Daily Thoughts 10/21/2010 (William Gibson, The Art of Nonconformity)

Morning perusal, 1916, Oil On Canvas, Antonio Parreiras

Daily Thoughts 10/21/2010

On the train to work, I finished reading Difficult Personalities A Practical Guide to Managing The Hurtful Behavior of Others (and Maybe Your Own) by Helen McGrath, Ph.D. and Hazel Edwards, MEd.  It is about difficult personality types and different ways to interact with them.  The author draws a lot from the DSM-IV.  It is a hard book to read, because it often is quite direct about how to deal with difficulties.

The article The Library of the Future Today by Barbie E. Keiser in the periodical Searcher on October 2010 is truly excellent.  It describes how information is changing and ways to think about how the functions of librarians is changing.  It is focusing on a user centered model where librarians focus on the information needs of the people coming in instead of primarily as a source to store and retrieve physical materials.

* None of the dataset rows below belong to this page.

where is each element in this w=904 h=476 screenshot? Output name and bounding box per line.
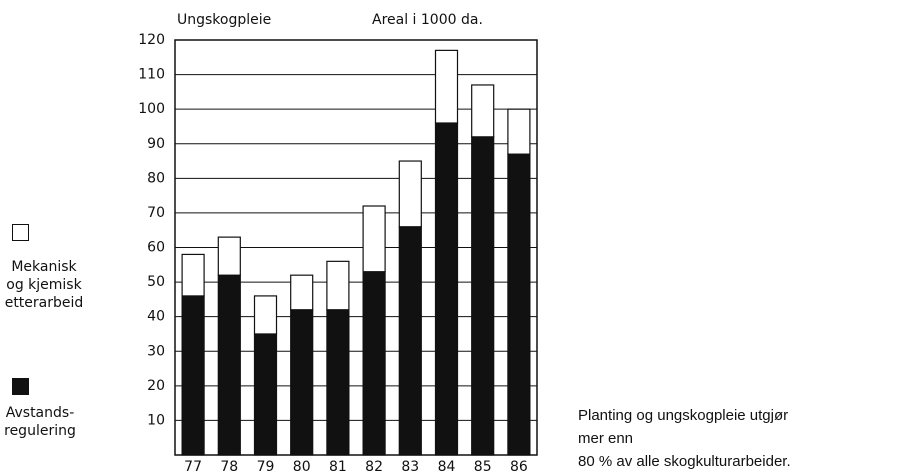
x-tick-label: 84 — [438, 459, 456, 475]
y-tick-label: 80 — [147, 170, 165, 186]
bar-segment — [326, 309, 350, 456]
x-tick-label: 79 — [257, 459, 275, 475]
bar-segment — [253, 333, 278, 456]
bar-segment — [217, 236, 241, 276]
bar-segment — [181, 253, 205, 297]
y-tick-label: 20 — [147, 378, 165, 394]
y-tick-label: 100 — [138, 101, 165, 117]
bar-segment — [181, 295, 205, 456]
x-tick-label: 82 — [365, 459, 383, 475]
legend-label: Mekanisk og kjemisk etterarbeid — [4, 259, 84, 311]
x-tick-label: 77 — [184, 459, 202, 475]
bar-segment — [398, 160, 422, 228]
legend-swatch — [12, 378, 29, 395]
x-tick-label: 83 — [401, 459, 419, 475]
bar-segment — [290, 309, 314, 456]
chart-subtitle: Areal i 1000 da. — [372, 12, 483, 28]
bar-segment — [471, 136, 495, 456]
bar-segment — [362, 205, 386, 273]
annotation-line: mer enn — [578, 430, 634, 447]
y-tick-label: 30 — [147, 343, 165, 359]
bar-segment — [398, 226, 422, 456]
y-tick-label: 90 — [147, 136, 165, 152]
annotation-line: Planting og ungskogpleie utgjør — [578, 407, 789, 424]
annotation: Planting og ungskogpleie utgjør mer enn 80… — [578, 404, 791, 473]
plot-frame — [174, 39, 538, 456]
legend-swatch — [12, 224, 29, 241]
chart-title: Ungskogpleie — [177, 12, 271, 28]
bar-segment — [326, 260, 350, 311]
bar-segment — [253, 295, 278, 335]
y-tick-label: 110 — [138, 67, 165, 83]
y-tick-label: 60 — [147, 240, 165, 256]
y-tick-label: 40 — [147, 309, 165, 325]
bar-segment — [217, 274, 241, 456]
bar-segment — [507, 108, 531, 155]
y-tick-label: 120 — [138, 32, 165, 48]
legend-label: Avstands-regulering — [4, 405, 76, 439]
bar-segment — [434, 122, 459, 456]
y-tick-label: 70 — [147, 205, 165, 221]
x-tick-label: 81 — [329, 459, 347, 475]
x-tick-label: 85 — [474, 459, 492, 475]
x-tick-label: 86 — [510, 459, 528, 475]
y-tick-label: 50 — [147, 274, 165, 290]
y-tick-label: 10 — [147, 412, 165, 428]
bar-segment — [434, 49, 459, 124]
bar-segment — [471, 84, 495, 138]
bar-segment — [362, 271, 386, 456]
bar-segment — [507, 153, 531, 456]
x-tick-label: 80 — [293, 459, 311, 475]
annotation-line: 80 % av alle skogkulturarbeider. — [578, 453, 791, 470]
x-tick-label: 78 — [220, 459, 238, 475]
bar-segment — [290, 274, 314, 311]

I put the book Djibouti by Elmore Leonard on hold.  I like the idea of reading a novel about modern day pirates in Somalia.

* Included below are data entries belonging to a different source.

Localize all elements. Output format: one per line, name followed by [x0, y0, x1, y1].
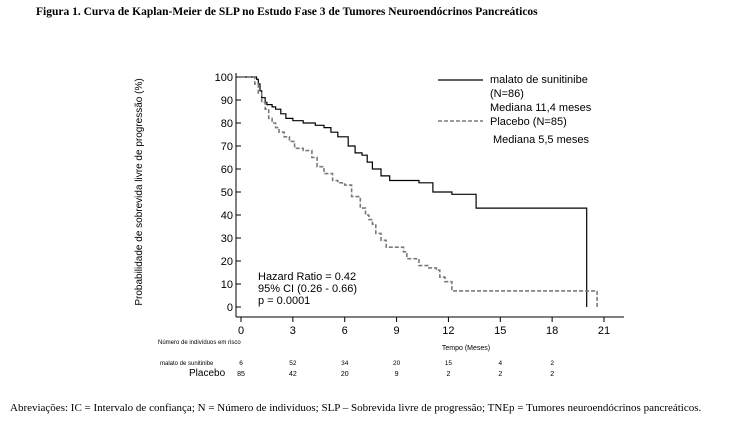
risk-value: 52 — [289, 360, 297, 367]
x-tick-label: 21 — [598, 325, 610, 337]
risk-value: 6 — [239, 360, 243, 367]
x-tick-label: 3 — [290, 325, 296, 337]
risk-value: 85 — [237, 371, 245, 378]
risk-value: 9 — [395, 371, 399, 378]
legend-median-placebo: Mediana 5,5 meses — [493, 134, 589, 146]
risk-value: 2 — [498, 371, 502, 378]
y-tick-label: 60 — [221, 164, 233, 176]
risk-value: 20 — [341, 371, 349, 378]
legend: malato de sunitinibe (N=86) Mediana 11,4 m… — [438, 74, 592, 146]
y-tick-label: 100 — [215, 72, 233, 84]
y-tick-label: 0 — [227, 302, 233, 314]
risk-value: 20 — [393, 360, 401, 367]
risk-table: Número de indivíduos em risco malato de s… — [158, 340, 554, 379]
annotation-line: 95% CI (0.26 - 0.66) — [258, 283, 357, 295]
risk-value: 2 — [550, 360, 554, 367]
series-line-placebo — [241, 76, 598, 307]
legend-label-sunitinibe: malato de sunitinibe — [490, 74, 588, 86]
risk-value: 42 — [289, 371, 297, 378]
risk-value: 4 — [498, 360, 502, 367]
risk-row-label: Placebo — [189, 368, 226, 379]
x-tick-label: 15 — [494, 325, 506, 337]
legend-sublabel-sunitinibe: (N=86) — [490, 88, 524, 100]
risk-value: 34 — [341, 360, 349, 367]
x-tick-label: 0 — [238, 325, 244, 337]
annotation-line: p = 0.0001 — [258, 295, 310, 307]
y-axis-label: Probabilidade de sobrevida livre de prog… — [134, 78, 145, 305]
series-line-sunitinibe — [241, 76, 588, 307]
legend-median-sunitinibe: Mediana 11,4 meses — [490, 102, 592, 114]
x-axis-label: Tempo (Meses) — [442, 345, 490, 352]
series-layer — [241, 76, 598, 307]
risk-value: 15 — [445, 360, 453, 367]
y-tick-label: 70 — [221, 141, 233, 153]
x-tick-label: 6 — [342, 325, 348, 337]
risk-value: 2 — [550, 371, 554, 378]
x-tick-label: 12 — [442, 325, 454, 337]
y-tick-label: 50 — [221, 187, 233, 199]
risk-value: 2 — [446, 371, 450, 378]
y-tick-label: 20 — [221, 256, 233, 268]
legend-label-placebo: Placebo (N=85) — [490, 116, 567, 128]
y-tick-label: 30 — [221, 233, 233, 245]
annotation-line: Hazard Ratio = 0.42 — [258, 271, 356, 283]
y-tick-label: 40 — [221, 210, 233, 222]
y-tick-label: 90 — [221, 95, 233, 107]
risk-row-label: malato de sunitinibe — [160, 361, 214, 367]
y-tick-label: 80 — [221, 118, 233, 130]
figure-caption: Abreviações: IC = Intervalo de confiança… — [10, 402, 702, 414]
y-tick-label: 10 — [221, 279, 233, 291]
x-tick-label: 18 — [546, 325, 558, 337]
figure-title: Figura 1. Curva de Kaplan-Meier de SLP n… — [36, 6, 538, 18]
risk-table-header: Número de indivíduos em risco — [158, 340, 241, 346]
x-tick-label: 9 — [394, 325, 400, 337]
km-chart: 0 10 20 30 40 50 60 70 80 90 100 0 3 6 9 12 15 18 21 Tempo … — [134, 72, 624, 379]
chart-axes: 0 10 20 30 40 50 60 70 80 90 100 0 3 6 9 12 15 18 21 Tempo … — [134, 72, 624, 352]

I spent more time going through the order journals.  Two books caught my attention; Advantage How American Innovation Can Overcome the Asian Challenge by Adam Segal and Destined For Failure: American Prosperity in the Age of Bailouts by Nicholas Sanchez and Others.  Both of these books address something which American policymakers are not talking about much;  innovation and new ideas from industry and getting Americans to produce more on its own shores. 

I spent a lot of time today reading through order journals.  We also had a meeting discussing our November gala for fundraising and different events we could have for fundraising during the next year.

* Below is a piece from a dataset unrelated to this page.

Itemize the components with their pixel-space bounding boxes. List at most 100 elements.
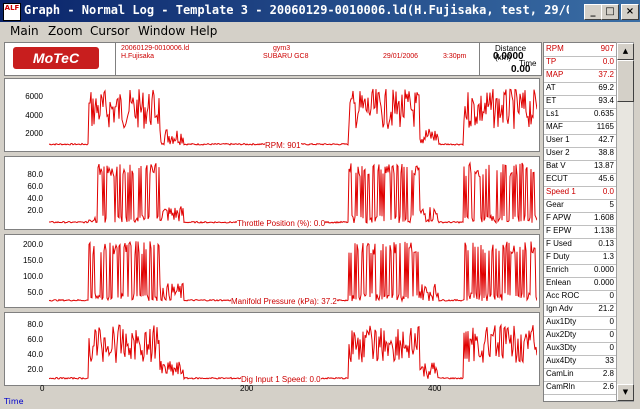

On the way home, I started reading The Art of Non-Conformity Set Your Own Rules Live The Life You Want and Change The World by Chris Guillebeau.  This is not a new set of ideas more of a way to collect together a number of strategies for change and personal freedom.  He follows the philosophy of full freedom to make decisions in his life.  This has a little bit of the feeling of Jonathan Swift or Richard Burton.  I did two of the visualization exercises in the second part of the book;  imagine what your perfect day would be like and write down your most important goals.  This kind of free association often touches on other things because it is about change.

It reminded me a bit of William Gibson's article in the Wall Street Journal, The Future of the Book.  It would be interesting to see a print on demand machine that would print a hardcover book with low acid paper.  I would take it further with some other ideas.  Make the book out of 100% recycled material with plant based inks and design the printer so it was cradle to cradle; easy to repair, easy to upgrade, highly efficient with low energy use, and able to dismantle and recycle all the parts.